Its clean design is almost taken to extremes – the glove compartment door is uncluttered and is opened by pushing a button alongside the MMI screen on the dashboard, which then activates an electronic release.
The 3.0 TDI is only available with quattro four-wheel drive and initially only with a six-speed Tiptronic automatic, hence its mediocre fuel consumption figure of 33.2mpg on the combined cycle.
However, the engine could turn out to be the pick of the range so far, with more torque on offer than the 4.2 V8 and reaching its maximum of 331lb-ft at a remarkably low 1,400rpm, keeping it there until 3,250rpm. Being available at such low revs more than makes up for it being behind the BMW 530d and Mercedes E320 CDI, which offer a maximum of 369lb-ft.
With the automatic transmission the throttle response is almost instantaneous – perhaps a momentary lapse as the engine decides whether it even needs to kick down – and the whole process of overtaking becomes kerfuffle-free.

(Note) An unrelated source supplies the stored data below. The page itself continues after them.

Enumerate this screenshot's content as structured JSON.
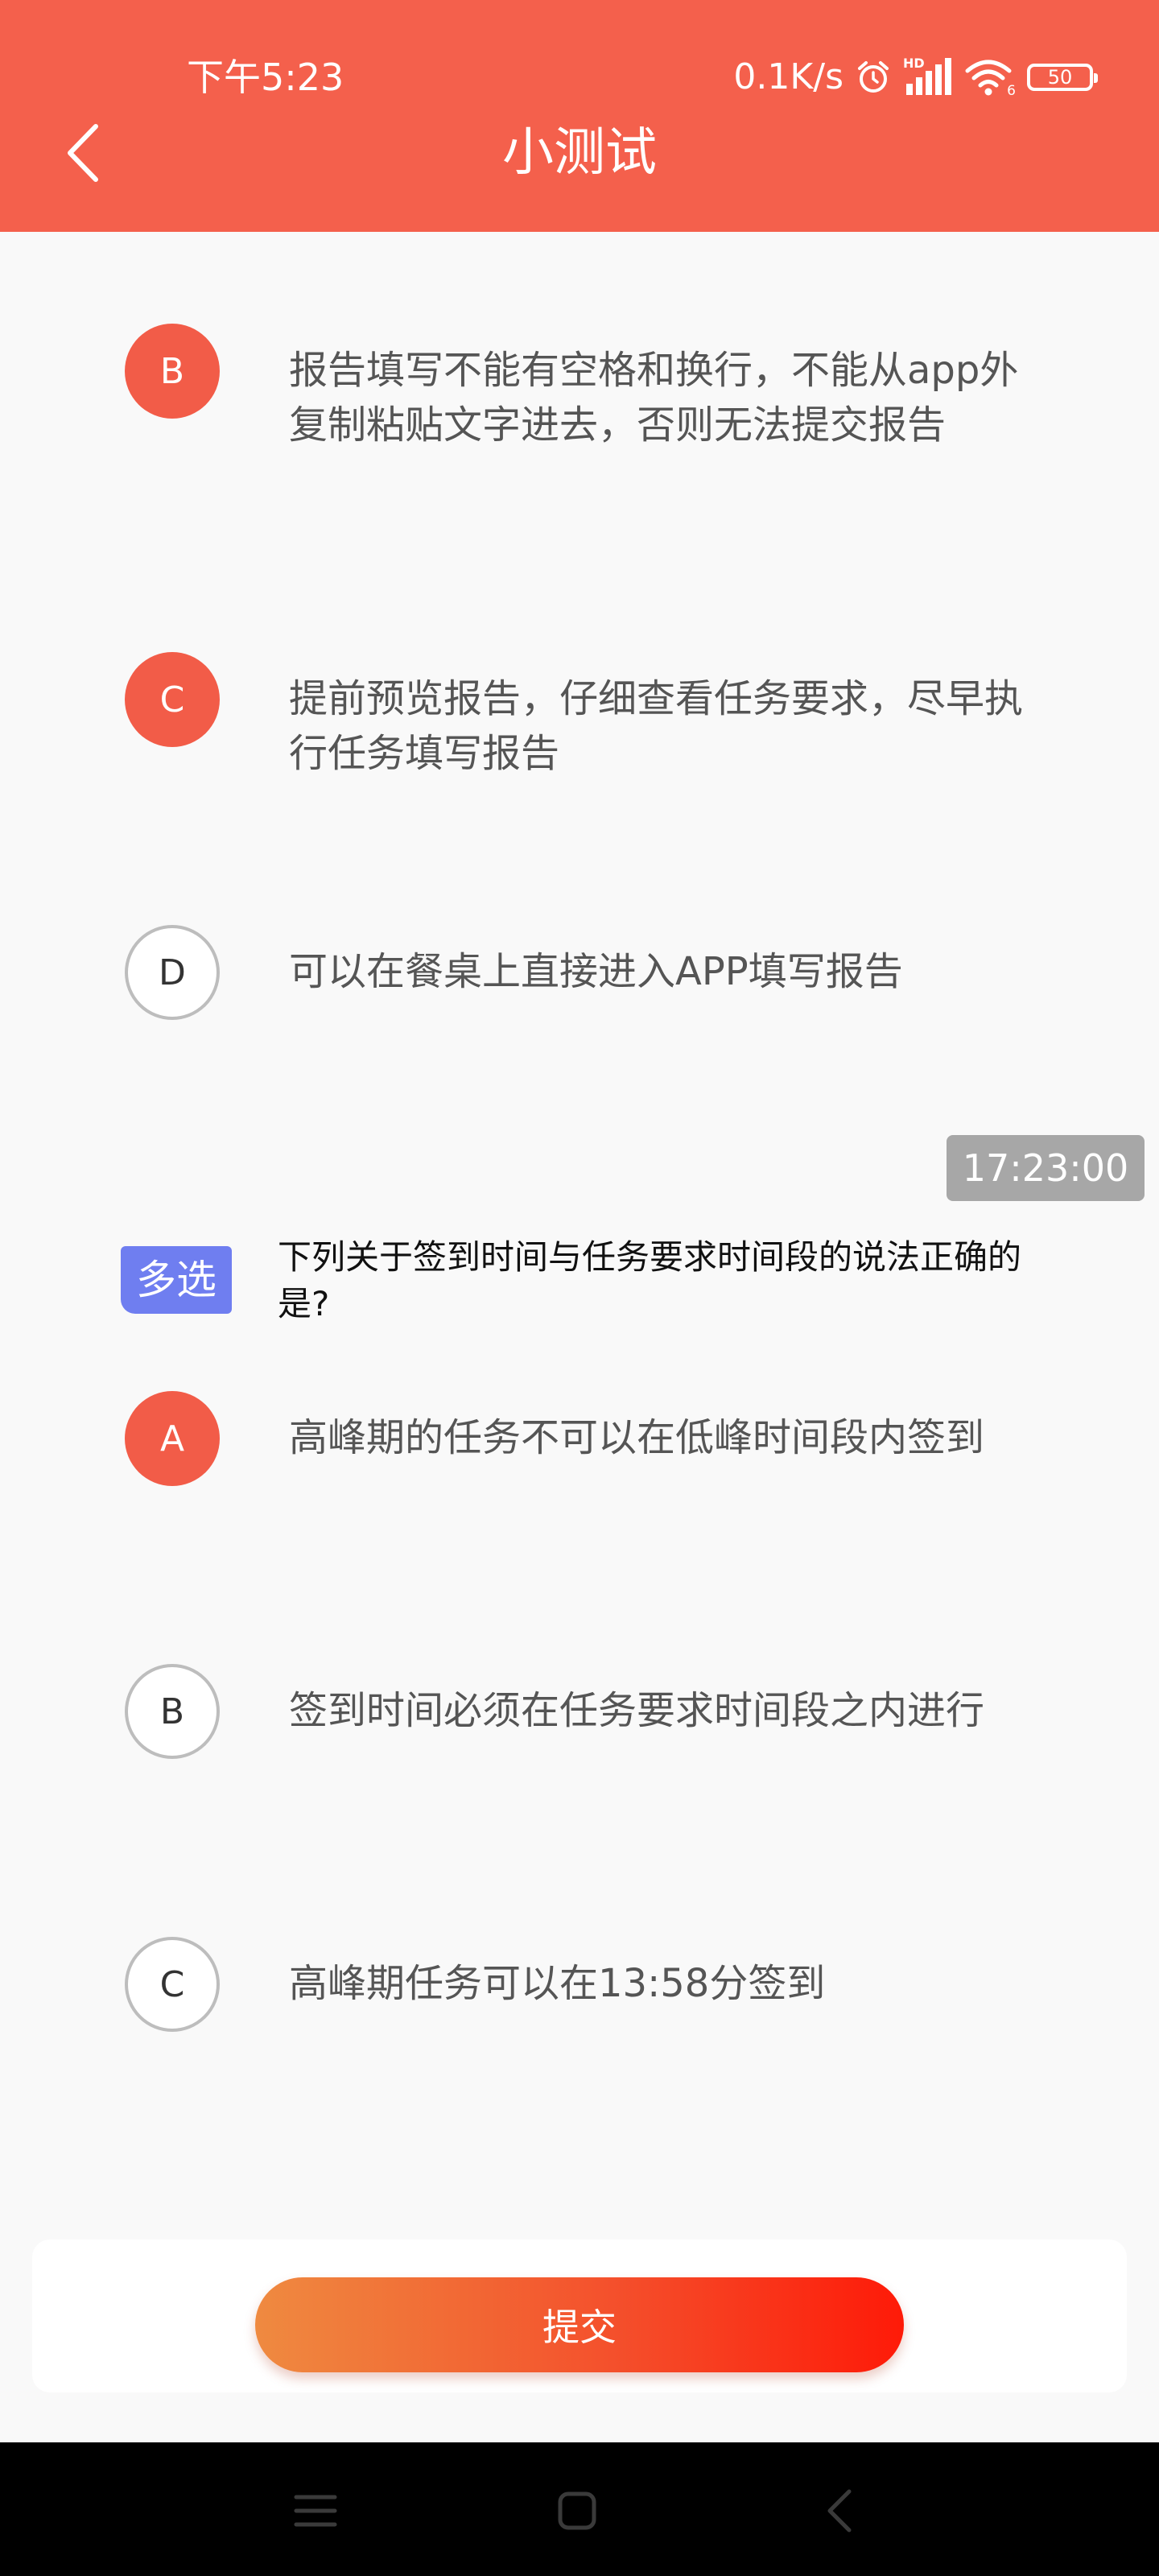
{
  "status_bar": {
    "time": "下午5:23",
    "net_speed": "0.1K/s",
    "hd_label": "HD",
    "signal_sub": "6",
    "battery": "50"
  },
  "header": {
    "title": "小测试"
  },
  "question_prev": {
    "options": [
      {
        "letter": "B",
        "text": "报告填写不能有空格和换行，不能从app外复制粘贴文字进去，否则无法提交报告",
        "selected": true
      },
      {
        "letter": "C",
        "text": "提前预览报告，仔细查看任务要求，尽早执行任务填写报告",
        "selected": true
      },
      {
        "letter": "D",
        "text": "可以在餐桌上直接进入APP填写报告",
        "selected": false
      }
    ]
  },
  "timestamp": "17:23:00",
  "question": {
    "tag": "多选",
    "text": "下列关于签到时间与任务要求时间段的说法正确的是?",
    "options": [
      {
        "letter": "A",
        "text": "高峰期的任务不可以在低峰时间段内签到",
        "selected": true
      },
      {
        "letter": "B",
        "text": "签到时间必须在任务要求时间段之内进行",
        "selected": false
      },
      {
        "letter": "C",
        "text": "高峰期任务可以在13:58分签到",
        "selected": false
      }
    ]
  },
  "submit": {
    "label": "提交"
  },
  "colors": {
    "header": "#f4604c",
    "selected": "#f25c48",
    "tag": "#6f7ef0",
    "timestamp": "#a7a7a7"
  }
}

Surroundings blur as the 3.0 TDI relentlessly picks up speed and the engine note comes alive and sounds rather sporty too. The diesel is always quiet – almost inaudible at low revs – and when warm is also surprisingly quiet from the outside.
Brakes are supremely effective, although they can feel a bit snatchy until you get used to them. Their stopping power is beyond question as they hauled the car to an emergency stop on our test route in very short order.
Otherwise the new model rides better than the outgoing car – still firm but much more forgiving over sudden bumps – and the A6 was unflustered by our twisty test route with sharp hairpins and sudden changes of direction.
Rear legroom is generous, and three average-size adults should have no trouble filling the rear bench. When I tried it with two colleagues with broader shoulders than myself, it was rather tight, despite the car's extra width.
The petrol-powered 3.2 V6 FSI majors on fuel economy and refinement. With the manual transmission fitted it records the same fuel consumption and CO2 emissions figures as the 177bhp 2.4 V6.
The six-speed manual gearbox makes the car feel more responsive than the auto (with quattro fitted) and has a light gear change action, but the throw is too long to make it genuinely sporty.
While Audi claims its speed-sensitive Servotronic steering helps give the car a sporty drive while making it more manageable at parking speeds, I found it too light on twisty roads at high speeds. It was as precise as could be, but there was nothing reporting back on what the front wheels were doing.
Audi claims it offers greater feedback at higher speeds, so presumably I wasn't driving fast enough.
Driving fast comes easy to the 4.2 V8, which offers the liveliest performance in the range from launch and comes with a muscle car engine note. When driving the V6 models, you come to the conclusion that their level of performance would be more than adequate for most people's needs, but the V8 soundtrack and brutal acceleration become much more appealing when experienced first hand.
The new A6 is a strong proposition from Audi in the highly competitive executive car sector. The range of cars at launch point to a potential E-class beater, but the full picture will be unclear until the rest of the range appears later in the year.